Concentrar toda la venta online en un único marketplace es cómodo y arriesgado: sus reglas cambian, su competencia crece y una suspensión puede dejarte sin canal de un día para otro.
Las obligaciones del vendedor han aumentado
Los marketplaces deben recabar y verificar los datos de sus vendedores profesionales, y exigen cada vez más la documentación de conformidad del producto. Un importador con el expediente en regla vende en cualquier plataforma; uno sin él sufre suspensiones recurrentes.
Los especializados convierten mejor
Bricolaje, hogar, deporte, industria o mascotas tienen tráfico mucho más cualificado que un generalista.
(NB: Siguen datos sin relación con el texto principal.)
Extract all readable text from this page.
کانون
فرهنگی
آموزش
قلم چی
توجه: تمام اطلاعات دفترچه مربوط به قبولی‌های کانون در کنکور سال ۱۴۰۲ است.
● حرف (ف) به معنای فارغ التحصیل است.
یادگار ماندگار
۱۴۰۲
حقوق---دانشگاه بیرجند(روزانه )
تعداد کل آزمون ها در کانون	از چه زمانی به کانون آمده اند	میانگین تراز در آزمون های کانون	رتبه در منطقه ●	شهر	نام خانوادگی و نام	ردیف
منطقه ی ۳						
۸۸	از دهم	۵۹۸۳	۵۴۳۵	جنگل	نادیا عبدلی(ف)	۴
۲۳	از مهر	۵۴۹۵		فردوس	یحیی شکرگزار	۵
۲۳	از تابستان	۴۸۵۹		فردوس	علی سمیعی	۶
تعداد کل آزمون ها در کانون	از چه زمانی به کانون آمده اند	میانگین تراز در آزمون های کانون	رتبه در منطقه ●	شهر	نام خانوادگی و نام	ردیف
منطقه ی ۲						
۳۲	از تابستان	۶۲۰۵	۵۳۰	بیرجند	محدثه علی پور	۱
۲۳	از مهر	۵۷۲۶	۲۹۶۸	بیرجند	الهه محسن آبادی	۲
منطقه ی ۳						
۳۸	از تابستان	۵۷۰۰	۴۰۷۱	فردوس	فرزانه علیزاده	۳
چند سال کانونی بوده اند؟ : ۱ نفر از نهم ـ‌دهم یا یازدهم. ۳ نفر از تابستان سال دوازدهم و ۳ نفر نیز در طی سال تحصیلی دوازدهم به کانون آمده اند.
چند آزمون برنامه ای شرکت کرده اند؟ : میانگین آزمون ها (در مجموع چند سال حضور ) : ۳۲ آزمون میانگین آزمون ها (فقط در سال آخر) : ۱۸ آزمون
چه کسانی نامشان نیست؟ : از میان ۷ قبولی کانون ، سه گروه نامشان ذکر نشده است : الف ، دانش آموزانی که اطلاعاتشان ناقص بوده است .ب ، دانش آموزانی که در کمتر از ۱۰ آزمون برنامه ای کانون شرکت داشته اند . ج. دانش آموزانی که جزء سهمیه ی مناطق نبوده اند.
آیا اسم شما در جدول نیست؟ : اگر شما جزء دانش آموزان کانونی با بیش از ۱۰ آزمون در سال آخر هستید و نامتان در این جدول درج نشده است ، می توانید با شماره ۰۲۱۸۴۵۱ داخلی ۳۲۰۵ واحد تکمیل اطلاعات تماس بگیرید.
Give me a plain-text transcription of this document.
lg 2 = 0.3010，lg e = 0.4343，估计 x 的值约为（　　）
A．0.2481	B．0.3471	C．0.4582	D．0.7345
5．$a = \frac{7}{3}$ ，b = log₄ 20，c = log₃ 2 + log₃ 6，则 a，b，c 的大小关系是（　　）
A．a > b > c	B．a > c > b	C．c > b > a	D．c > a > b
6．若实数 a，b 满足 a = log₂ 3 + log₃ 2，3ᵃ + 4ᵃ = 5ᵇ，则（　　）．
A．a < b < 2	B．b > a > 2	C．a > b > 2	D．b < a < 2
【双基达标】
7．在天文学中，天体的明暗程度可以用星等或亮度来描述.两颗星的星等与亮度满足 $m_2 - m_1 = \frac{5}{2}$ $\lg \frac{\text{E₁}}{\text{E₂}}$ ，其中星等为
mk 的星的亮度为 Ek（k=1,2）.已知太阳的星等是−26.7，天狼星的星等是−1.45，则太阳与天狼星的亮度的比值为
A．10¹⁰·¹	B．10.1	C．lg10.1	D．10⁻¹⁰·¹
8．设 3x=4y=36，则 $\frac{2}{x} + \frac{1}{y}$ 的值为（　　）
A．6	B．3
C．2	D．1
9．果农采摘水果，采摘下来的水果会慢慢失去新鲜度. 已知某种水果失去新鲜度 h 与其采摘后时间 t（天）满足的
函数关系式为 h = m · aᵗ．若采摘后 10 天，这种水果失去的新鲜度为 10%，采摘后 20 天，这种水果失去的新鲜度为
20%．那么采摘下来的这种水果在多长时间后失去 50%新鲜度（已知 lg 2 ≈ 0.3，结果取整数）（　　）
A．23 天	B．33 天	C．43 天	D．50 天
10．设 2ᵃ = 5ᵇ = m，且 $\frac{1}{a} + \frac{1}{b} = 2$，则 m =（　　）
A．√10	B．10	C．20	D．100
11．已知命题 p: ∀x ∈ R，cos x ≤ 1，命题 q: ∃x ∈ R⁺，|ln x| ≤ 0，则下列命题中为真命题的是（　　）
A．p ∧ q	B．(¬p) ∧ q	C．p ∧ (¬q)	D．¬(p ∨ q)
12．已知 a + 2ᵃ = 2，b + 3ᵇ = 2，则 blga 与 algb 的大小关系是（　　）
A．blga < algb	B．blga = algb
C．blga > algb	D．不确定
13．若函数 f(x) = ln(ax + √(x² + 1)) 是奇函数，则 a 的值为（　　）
Y un catálogo profundo en una sola categoría rinde ahí más que uno amplio y disperso, que es la estrategia contraria a la de las grandes plataformas.
Empieza por uno o dos, no por todos
Cada plataforma exige mantenimiento de catálogo, atención al cliente y logística. Abrir cinco a la vez suele acabar en cinco canales mal atendidos con reseñas negativas, en lugar de en cinco fuentes de ingresos.
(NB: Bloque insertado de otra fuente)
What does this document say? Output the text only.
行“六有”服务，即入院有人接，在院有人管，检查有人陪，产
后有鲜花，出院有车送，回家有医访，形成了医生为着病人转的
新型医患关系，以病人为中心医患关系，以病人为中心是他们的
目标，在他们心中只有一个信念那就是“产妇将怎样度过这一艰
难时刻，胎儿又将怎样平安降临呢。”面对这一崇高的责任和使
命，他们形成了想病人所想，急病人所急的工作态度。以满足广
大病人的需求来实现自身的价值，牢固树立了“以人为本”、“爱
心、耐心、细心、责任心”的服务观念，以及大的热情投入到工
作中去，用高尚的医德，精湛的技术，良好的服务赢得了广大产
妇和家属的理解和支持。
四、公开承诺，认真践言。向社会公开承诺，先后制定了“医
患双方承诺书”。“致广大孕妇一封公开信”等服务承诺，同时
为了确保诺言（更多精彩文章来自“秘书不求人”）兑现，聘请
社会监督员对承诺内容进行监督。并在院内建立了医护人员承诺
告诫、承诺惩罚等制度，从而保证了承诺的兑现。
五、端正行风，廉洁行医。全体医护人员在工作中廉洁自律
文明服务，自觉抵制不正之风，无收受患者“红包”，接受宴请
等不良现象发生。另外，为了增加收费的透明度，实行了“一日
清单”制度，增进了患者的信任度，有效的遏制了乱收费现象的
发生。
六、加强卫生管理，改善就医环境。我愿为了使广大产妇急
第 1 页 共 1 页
Vender en otro país tiene su fiscalidad
Las ventas a consumidores de otros Estados miembros tienen un régimen específico con umbrales y con un sistema de ventanilla única para declararlo. Conviene resolverlo antes de expandirse, junto con los registros locales de residuos y envases que puedan aplicar.
Y el producto genérico solo compite por precio
Si vendes exactamente lo mismo que otros diez vendedores, la plataforma te ordenará por precio y no hay estrategia posible. Es el argumento más sólido para dar el paso a producto con tu marca.
Mantén tu canal propio aunque venda menos
Es el único activo que controlas por completo, donde el margen no se reparte y del que nadie puede expulsarte. Los marketplaces son un canal excelente, pero no deberían ser el único.